A Skull of Great Antiquity


“Peter, why are you dragging me to this God forsaken place again?”
Mary Clark knew that archeology was her husband’s one passion, even greater than his passion for her. The one thing she never understood was his obsession with trying to interest her in his quest to prove that the history of mankind was somehow wrong. She had been to the plains of Nazca, the Sahara desert, Machu Pichu, Anasazi ruins in the southwest and even Stonehenge; all these places were pitched to her as exotic vacations but in the end Peter spent most of the time poking through ruins and dusting off ancient bones and artifacts hoping to prove that ancient humans were somehow more advanced than previously believed and that they communed with advanced beings who shaped humanity for their own unknowable ends. Each time she nodded, made non-committal sounds at his suppositions and filled her quota of spousal duty before wandering off to either sightsee or otherwise entertain herself until he ran out of vacation or admitted defeat. She loved him without question but was unable to love his obsession.
Peter looked up at her, unfocused and clearly struggling to remember that she had been there all along.
“Hmmm, I’m sorry dear,” Peter said. “What did you say?”
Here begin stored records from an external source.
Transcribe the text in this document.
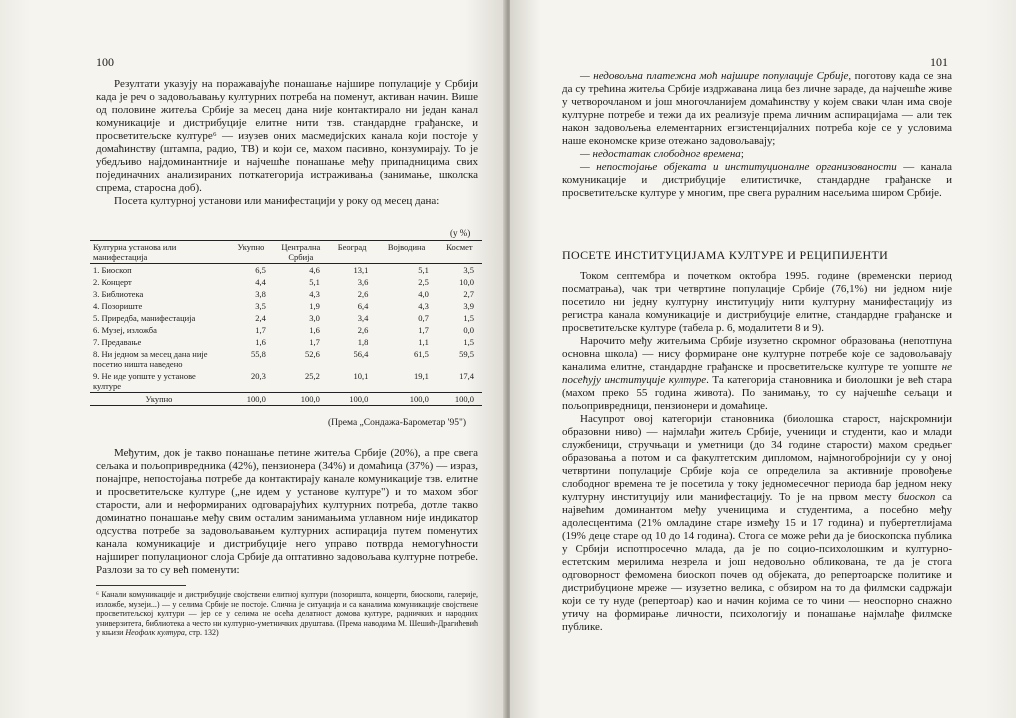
100

Резултати указују на поражавајуће понашање најшире популације у Србији када је реч о задовољавању културних потреба на поменут, активан начин. Више од половине житеља Србије за месец дана није контактирало ни један канал комуникације и дистрибуције елитне нити тзв. стандардне грађанске, и просветитељске културе⁶ — изузев оних масмедијских канала који постоје у домаћинству (штампа, радио, ТВ) и који се, махом пасивно, конзумирају. То је убедљиво најдоминантније и најчешће понашање међу припадницима свих појединачних анализираних поткатегорија истраживања (занимање, школска спрема, старосна доб).

Посета културној установи или манифестацији у року од месец дана:

(у %)
Културна установа или манифестација	Укупно	Централна Србија	Београд	Војводина	Космет
1. Биоскоп	6,5	4,6	13,1	5,1	3,5
2. Концерт	4,4	5,1	3,6	2,5	10,0
3. Библиотека	3,8	4,3	2,6	4,0	2,7
4. Позориште	3,5	1,9	6,4	4,3	3,9
5. Приредба, манифестација	2,4	3,0	3,4	0,7	1,5
6. Музеј, изложба	1,7	1,6	2,6	1,7	0,0
7. Предавање	1,6	1,7	1,8	1,1	1,5
8. Ни једном за месец дана није посетио ништа наведено	55,8	52,6	56,4	61,5	59,5
9. Не иде уопште у установе културе	20,3	25,2	10,1	19,1	17,4
Укупно	100,0	100,0	100,0	100,0	100,0
(Према „Сондажа-Барометар '95")

Међутим, док је такво понашање петине житеља Србије (20%), а пре свега сељака и пољопривредника (42%), пензионера (34%) и домаћица (37%) — израз, понајпре, непостојања потребе да контактирају канале комуникације тзв. елитне и просветитељске културе („не идем у установе културе") и то махом због старости, али и неформираних одговарајућих културних потреба, дотле такво доминатно понашање међу свим осталим занимањима углавном није индикатор одсуства потребе за задовољавањем културних аспирација путем поменутих канала комуникације и дистрибуције него управо потврда немогућности најширег популационог слоја Србије да оптативно задовољава културне потребе. Разлози за то су већ поменути:

⁶ Канали комуникације и дистрибуције својствени елитној култури (позоришта, концерти, биоскопи, галерије, изложбе, музеји...) — у селима Србије не постоје. Слична је ситуација и са каналима комуникације својствене просветитељској култури — јер се у селима не осећа делатност домова културе, радничких и народних универзитета, библиотека а често ни културно-уметничких друштава. (Према наводима М. Шешић-Драгићевић у књизи Неофолк култура, стр. 132)
101

— недовољна платежна моћ најшире популације Србије, поготову када се зна да су трећина житеља Србије издржавана лица без личне зараде, да најчешће живе у четворочланом и још многочланијем домаћинству у којем сваки члан има своје културне потребе и тежи да их реализује према личним аспирацијама — али тек након задовољења елементарних егзистенцијалних потреба које се у условима наше економске кризе отежано задовољавају;

— недостатак слободног времена;

— непостојање објеката и институционалне организованости — канала комуникације и дистрибуције елитистичке, стандардне грађанске и просветитељске културе у многим, пре свега руралним насељима широм Србије.

ПОСЕТЕ ИНСТИТУЦИЈАМА КУЛТУРЕ И РЕЦИПИЈЕНТИ

Током септембра и почетком октобра 1995. године (временски период посматрања), чак три четвртине популације Србије (76,1%) ни једном није посетило ни једну културну институцију нити културну манифестацију из регистра канала комуникације и дистрибуције елитне, стандардне грађанске и просветитељске културе (табела р. 6, модалитети 8 и 9).

Нарочито међу житељима Србије изузетно скромног образовања (непотпуна основна школа) — нису формиране оне културне потребе које се задовољавају каналима елитне, стандардне грађанске и просветитељске културе те уопште не посећују институције културе. Та категорија становника и биолошки је већ стара (махом преко 55 година живота). По занимању, то су најчешће сељаци и пољопривредници, пензионери и домаћице.

Насупрот овој категорији становника (биолошка старост, најскромнији образовни ниво) — најмлађи житељ Србије, ученици и студенти, као и млади службеници, стручњаци и уметници (до 34 године старости) махом средњег образовања а потом и са факултетским дипломом, најмногобројнији су у оној четвртини популације Србије која се определила за активније провођење слободног времена те је посетила у току једномесечног периода бар једном неку културну институцију или манифестацију. То је на првом месту биоскоп са највећим доминантом међу ученицима и студентима, а посебно међу адолесцентима (21% омладине старе између 15 и 17 година) и пубертетлијама (19% деце старе од 10 до 14 година). Стога се може рећи да је биоскопска публика у Србији испотпросечно млада, да је по социо-психолошким и културно-естетским мерилима незрела и још недовољно обликована, те да је стога одговорност фемомена биоскоп почев од објеката, до репертоарске политике и дистрибуционе мреже — изузетно велика, с обзиром на то да филмски садржаји који се ту нуде (репертоар) као и начин којима се то чини — неоспорно снажно утичу на формирање личности, психологију и понашање најмлађе филмске публике.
“Here,” she said with barely controlled scorn. “This dusty town in the middle of nowhere Mexico.”
“We’re not nowhere, its name is Queholac. We’re right down the road from Puebla. Remember I told you about that? It’s famous for molé and Cinco de Mayo.”
Mary rolled her eyes.
“I’m not seeing a lot of molé around here, just dust and ancient Mexican peasants.”
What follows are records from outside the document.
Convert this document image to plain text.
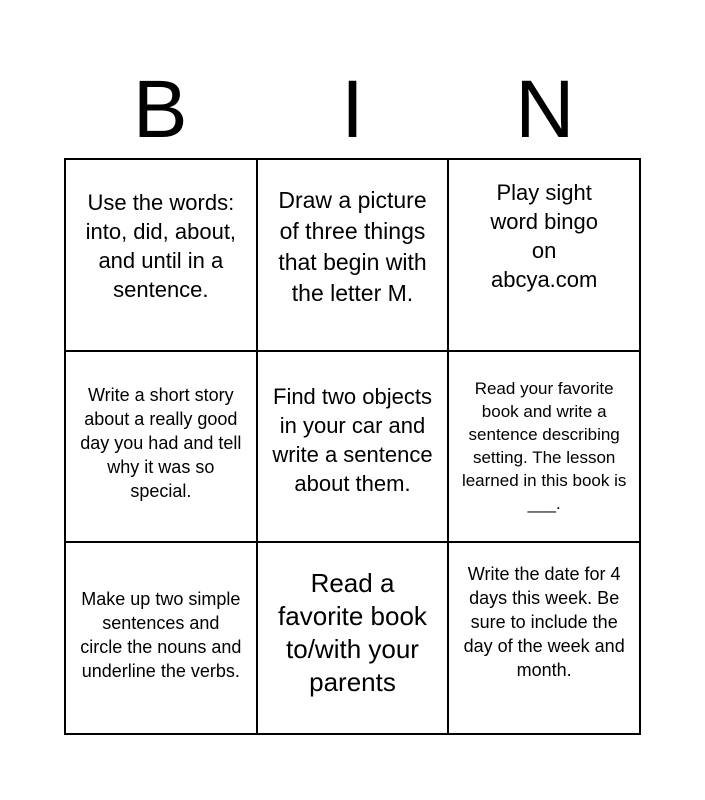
B	I	N
Use the words: into, did, about, and until in a sentence.
Draw a picture of three things that begin with the letter M.
Play sight word bingo on abcya.com
Write a short story about a really good day you had and tell why it was so special.
Find two objects in your car and write a sentence about them.
Read your favorite book and write a sentence describing setting. The lesson learned in this book is ___.
Make up two simple sentences and circle the nouns and underline the verbs.
Read a favorite book to/with your parents
Write the date for 4 days this week. Be sure to include the day of the week and month.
“Well,” he actually managed to look chagrinned. “There’s this cave I wanted to visit. It made the rounds in the archeological journals for its strange artifacts.”
“Ah-hah, now the truth is out. This is another alien expedition isn’t it?”
“Some say aliens, I think it’s an offshoot branch of humanity. There were tablets with large headed figures found in a chamber as well as fragments of skulls indicative of elongated craniums. It could be a simple example of cranial shaping but some of the early DNA results show mitochondrial aberrations unlike anything in any human or primate—”
Peter stammered to silence as he realized he was lecturing a hostile audience. He felt heat rise in his cheeks.
“Yes, it’s another of my wild expeditions dear.”
Mary smiled and gave him a quick kiss on the forehead.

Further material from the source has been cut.